Łącznie stomatologowi przedstawiono 127 zarzutów, gdyż uznano, iż z popełnianych przestępstw uczynił sobie stałe źródło dochodu.
W toku śledztwa przesłuchano ponad 1300 osób, przy czym ponad 900 osób zeznało, iż oskarżony nie wykonywał w stosunku do nich świadczeń stomatologicznych wykazanych w raportach.
Oskarżony nie przyznał się do dokonania zarzucanych mu czynów i odmówił złożenia wyjaśnień.
Za przestępstwa te grozi kara pozbawienia wolności do lat 10.
Komentarze
[ z 2]
Najgorzej, że w takich przypadkach czasem trudno jest stwierdzić, że dany lekarz jest nieuczciwy wobec narodowego funduszu zdrowia. Pacjenci czasem przyzwalają na takie zachowania, dają ciche przyzwolenie. I jest to bardzo smutne, bo przecież traci na tym nie jakaś fikcyjna instytucja za którą niektórzy uważają NFZ. Na takich nieuczciwych zachowaniach tracimy my wszyscy- czyli wszyscy pracownicy działający jako lekarze z ramienia NFZ oraz nasi pacjenci. To jest bardzo przykre. I niestety nic nie pokazuje, żeby była szansa na ustanie podobnych procederów w najbliższym czasie. Jedyna nadzieja w policji i skuteczności przeprowadzanych przez nich akcji mających za zadanie wyłapanie tych nie uczciwych przedstawicieli naszego zawodu. Szkoda, że jednak wciąż znajdują się osoby, które dla materialnego zysku gotowe są podejmować się przyjmowania nielegalnych korzyści zawodowych nie patrząc na ewentualne skutki.

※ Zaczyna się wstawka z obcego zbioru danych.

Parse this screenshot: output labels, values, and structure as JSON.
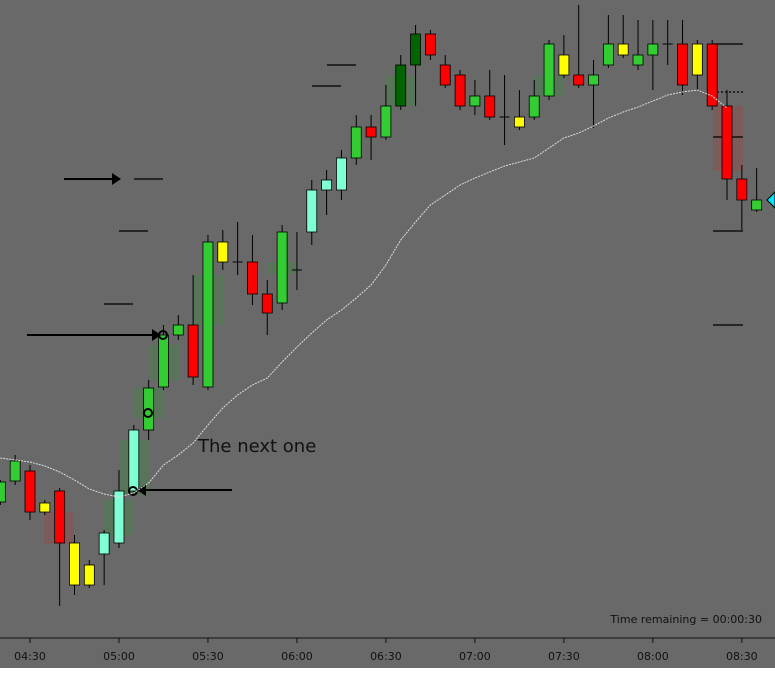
{
  "chart_data": {
    "type": "candlestick",
    "categories": [
      null,
      null,
      "04:30",
      null,
      null,
      null,
      null,
      null,
      "05:00",
      null,
      null,
      null,
      null,
      null,
      "05:30",
      null,
      null,
      null,
      null,
      null,
      "06:00",
      null,
      null,
      null,
      null,
      null,
      "06:30",
      null,
      null,
      null,
      null,
      null,
      "07:00",
      null,
      null,
      null,
      null,
      null,
      "07:30",
      null,
      null,
      null,
      null,
      null,
      "08:00",
      null,
      null,
      null,
      null,
      null,
      "08:30",
      null
    ],
    "open": [
      136,
      157,
      167,
      126,
      147,
      95,
      73,
      84,
      95,
      147,
      208,
      251,
      303,
      313,
      251,
      396,
      376,
      376,
      344,
      335,
      368,
      406,
      448,
      448,
      480,
      511,
      501,
      532,
      573,
      604,
      573,
      563,
      532,
      542,
      521,
      511,
      521,
      542,
      563,
      563,
      553,
      573,
      583,
      573,
      583,
      594,
      594,
      594,
      594,
      532,
      459,
      428
    ],
    "high": [
      158,
      183,
      173,
      138,
      150,
      103,
      78,
      108,
      168,
      213,
      258,
      313,
      323,
      363,
      403,
      408,
      416,
      403,
      358,
      413,
      406,
      458,
      468,
      488,
      523,
      523,
      553,
      583,
      613,
      608,
      583,
      568,
      558,
      568,
      563,
      548,
      558,
      598,
      603,
      633,
      578,
      623,
      623,
      618,
      618,
      618,
      618,
      598,
      598,
      548,
      473,
      470
    ],
    "low": [
      133,
      153,
      118,
      123,
      32,
      43,
      50,
      53,
      90,
      143,
      198,
      248,
      298,
      253,
      248,
      368,
      363,
      333,
      303,
      328,
      348,
      393,
      423,
      438,
      473,
      478,
      498,
      528,
      532,
      578,
      550,
      528,
      523,
      518,
      493,
      508,
      518,
      538,
      560,
      550,
      510,
      570,
      580,
      568,
      548,
      573,
      543,
      548,
      528,
      438,
      408,
      426
    ],
    "close": [
      156,
      177,
      126,
      135,
      95,
      53,
      53,
      105,
      147,
      208,
      250,
      303,
      313,
      261,
      396,
      376,
      376,
      344,
      325,
      406,
      368,
      448,
      458,
      480,
      511,
      501,
      532,
      573,
      604,
      583,
      553,
      532,
      542,
      521,
      521,
      521,
      542,
      594,
      583,
      553,
      563,
      594,
      594,
      583,
      594,
      594,
      553,
      563,
      532,
      459,
      438,
      438
    ],
    "colors": [
      "#33cc33",
      "#33cc33",
      "#ff0000",
      "#ffff00",
      "#ff0000",
      "#ffff00",
      "#ffff00",
      "#7fffd4",
      "#7fffd4",
      "#7fffd4",
      "#33cc33",
      "#33cc33",
      "#33cc33",
      "#ff0000",
      "#33cc33",
      "#ffff00",
      "#33cc33",
      "#ff0000",
      "#ff0000",
      "#33cc33",
      "#33cc33",
      "#7fffd4",
      "#7fffd4",
      "#7fffd4",
      "#33cc33",
      "#ff0000",
      "#33cc33",
      "#006400",
      "#006400",
      "#ff0000",
      "#ff0000",
      "#ff0000",
      "#33cc33",
      "#ff0000",
      "#33cc33",
      "#ffff00",
      "#33cc33",
      "#33cc33",
      "#ffff00",
      "#ff0000",
      "#33cc33",
      "#33cc33",
      "#ffff00",
      "#33cc33",
      "#33cc33",
      "#33cc33",
      "#ff0000",
      "#ffff00",
      "#ff0000",
      "#ff0000",
      "#ff0000",
      "#33cc33"
    ],
    "moving_average": {
      "color": "#dddddd",
      "values": [
        180,
        178,
        176,
        172,
        166,
        158,
        149,
        144,
        141,
        145,
        155,
        173,
        183,
        195,
        213,
        230,
        243,
        253,
        260,
        276,
        291,
        305,
        318,
        328,
        340,
        353,
        373,
        398,
        416,
        433,
        443,
        453,
        460,
        466,
        472,
        476,
        480,
        490,
        500,
        505,
        512,
        520,
        526,
        531,
        537,
        543,
        546,
        548,
        542,
        530,
        null,
        null
      ]
    },
    "ylim": [
      0,
      638
    ],
    "annotations": [
      "The next one"
    ],
    "status": "Time remaining = 00:00:30"
  }
}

Przykre w tym wszystkim jest to, że tak jak stwierdził pan wypowiadający się powyżej- na nie uczciwych zachowaniach poszczególnych jednostek tracimy w oczach pacjentów wszyscy. Później przychodzą do nas jak do wrogów, którzy nie chcą im pomóc, a jedynie zarobić na nich pieniądze. I to jest bardzo przykre. W dodatku ciągle podobne przypadki się powtarzają co może wskazywać na to, że jest ich więcej i może stale przybywać. Mam nadzieję, że w wyniku łapanek i braku akceptacji środowiska medycznego dla podobnych zachowań w końcu uda się to wyplenić i pacjenci będą mogli być pewni, że lekarze nie patrzą tylko na to, w jaki sposób oszukać narodowy fundusz zdrowia i wyszarpać z niego jak najwięcej pieniędzy, ale będą również się starali służyć dla dobra chorych. Kiedyś na studia medyczne szli przede wszystkim ludzie, którzy na prawdę czuli do tego powołanie i starali się służyć chorym najlepiej jak potrafili, poświęcając często własne dobro osobiste, a nawet finansowe. Nie twierdzę, że takie podejście było całkowicie dobre i nie miało wad. Ale ideałem byłby, gdyby udało się to wypośrodkować i lekarz byłby jednocześnie na służbie chorych i potrzebujących pacjentów, ale też dobrze zarabiał, żeby nie musiał martwić się o to co włożyć do garnka i za co przeżyć do końca miesiąca.